In recent years, a BIPOC-led group of fundraisers — originating in Seattle and now global in reach — has proposed a need for changing practices of philanthropy. They established Community-Centric Fundraising, a movement “to evolve how fundraising is done in the nonprofit sector” through lenses of social and economic justice. The movement invites the sector to examine established fundraising conventions and aspire toward a more equitable model that promotes belonging, interdependence, and mutual support. It envisions a world in which every nonprofit puts the needs of its community first.
Community-centric fundraising has meaningful implications for the opera industry. Our field continues to fight against perceptions of opera as elitist and erudite. Opera companies have espoused messages of “opera for all” in their marketing and community engagement, yet many engrained fundraising practices undercut these intentions and perpetuate unwelcoming perceptions of the art form: intermission lounges for the privileged, recognition for the worthy, galas for the wealthy, seats at the board table for the rich.
In summer 2020, an OPERA America working group of opera fundraisers stepped forward to consider how the concepts of the Community-Centric Fundraising movement apply to practices at opera companies. The founders of the movement, who established the 10 CCF Principles, came from a wide variety of nonprofits. While the fundamentals of fundraising for social causes and fundraising for opera are largely the same, the OPERA America working group noted that the performing arts have unique characteristics not directly addressed by the original principles.
Consequently, our working group expounded on the established concepts of community-centric fundraising. We started by tailoring each of the original 10 principles to align more closely with the opera industry and accompanied these with definitions and thought prompts. We built upon the CCF Aligned Actions List to develop a list of action steps for opera — concrete examples of how the changes prescribed by the principles could be implemented.
This introduction to “Community-Centric Fundraising for Opera” is meant to bring fundraisers, senior staff, trustees, donors, and others together in dialogue about the movement. At the same time companies are making commitments for diversity in their hiring, casting, and programming, what changes are needed in fundraising? How can a company’s revenue engine align with, reflect, and advance its values?

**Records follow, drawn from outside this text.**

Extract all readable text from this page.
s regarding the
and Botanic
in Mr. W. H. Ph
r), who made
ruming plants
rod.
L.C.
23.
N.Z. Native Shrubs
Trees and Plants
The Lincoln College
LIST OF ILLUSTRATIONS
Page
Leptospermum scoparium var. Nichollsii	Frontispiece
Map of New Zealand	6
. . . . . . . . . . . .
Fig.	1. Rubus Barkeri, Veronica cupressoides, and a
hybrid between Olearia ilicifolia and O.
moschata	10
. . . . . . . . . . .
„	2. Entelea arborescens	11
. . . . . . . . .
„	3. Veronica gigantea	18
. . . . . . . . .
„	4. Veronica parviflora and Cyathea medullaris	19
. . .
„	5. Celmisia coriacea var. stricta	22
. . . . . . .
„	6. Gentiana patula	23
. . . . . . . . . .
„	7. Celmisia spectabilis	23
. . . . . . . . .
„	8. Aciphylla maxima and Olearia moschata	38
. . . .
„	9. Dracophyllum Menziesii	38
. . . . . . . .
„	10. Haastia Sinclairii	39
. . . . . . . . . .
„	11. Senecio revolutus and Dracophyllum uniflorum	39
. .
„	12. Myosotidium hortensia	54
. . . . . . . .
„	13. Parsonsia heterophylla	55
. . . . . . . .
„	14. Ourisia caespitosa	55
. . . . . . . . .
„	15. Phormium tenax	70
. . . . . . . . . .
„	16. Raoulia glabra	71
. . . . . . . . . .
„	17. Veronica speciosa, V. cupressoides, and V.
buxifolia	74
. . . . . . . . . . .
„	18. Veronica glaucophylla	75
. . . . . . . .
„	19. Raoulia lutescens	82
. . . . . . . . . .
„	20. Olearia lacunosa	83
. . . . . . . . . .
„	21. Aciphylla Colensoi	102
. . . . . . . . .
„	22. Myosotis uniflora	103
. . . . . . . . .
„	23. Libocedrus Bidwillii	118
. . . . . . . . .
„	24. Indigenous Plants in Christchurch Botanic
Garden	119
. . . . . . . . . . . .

This document provides a starting point. Lasting, sustainable change will not happen overnight. Not every principle will apply to every company in the same way, nor will every action item make sense in every fundraising operation. Company leaders should discuss their priorities on how to get started with community-centric fundraising.

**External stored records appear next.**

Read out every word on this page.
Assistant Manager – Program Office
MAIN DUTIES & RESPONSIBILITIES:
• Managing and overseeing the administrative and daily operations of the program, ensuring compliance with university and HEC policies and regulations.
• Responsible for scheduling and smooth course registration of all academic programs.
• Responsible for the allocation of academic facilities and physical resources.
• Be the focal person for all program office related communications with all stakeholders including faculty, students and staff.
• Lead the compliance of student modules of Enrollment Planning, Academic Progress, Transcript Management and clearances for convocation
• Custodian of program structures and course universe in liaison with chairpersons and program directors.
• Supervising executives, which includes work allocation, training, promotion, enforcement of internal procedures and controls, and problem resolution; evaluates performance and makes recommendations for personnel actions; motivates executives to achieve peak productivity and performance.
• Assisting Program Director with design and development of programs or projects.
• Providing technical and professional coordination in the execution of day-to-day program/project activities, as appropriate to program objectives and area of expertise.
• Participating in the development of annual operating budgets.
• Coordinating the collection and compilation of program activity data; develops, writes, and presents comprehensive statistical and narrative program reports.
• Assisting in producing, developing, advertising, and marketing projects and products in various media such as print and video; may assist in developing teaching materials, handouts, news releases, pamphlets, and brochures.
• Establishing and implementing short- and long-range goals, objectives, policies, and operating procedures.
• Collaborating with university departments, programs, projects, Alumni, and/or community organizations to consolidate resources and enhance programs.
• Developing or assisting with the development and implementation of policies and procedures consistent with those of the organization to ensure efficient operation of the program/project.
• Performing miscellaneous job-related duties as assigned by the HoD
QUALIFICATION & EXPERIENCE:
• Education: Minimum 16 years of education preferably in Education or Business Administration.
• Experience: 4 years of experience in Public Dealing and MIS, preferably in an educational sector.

A final note: The practices of community-centric fundraising cannot exist in isolation. They must be part of an opera company’s organizational commitment to equity, diversity, and inclusion. They must be supported from the top down, aligned with strategic goals that have been determined with company-wide input. That doesn’t mean that a development manager is powerless without the buy-in of their supervisor; incremental change can begin from the ranks. But to be most effective, staff and board leaders should come together in endorsing the community-centric approach.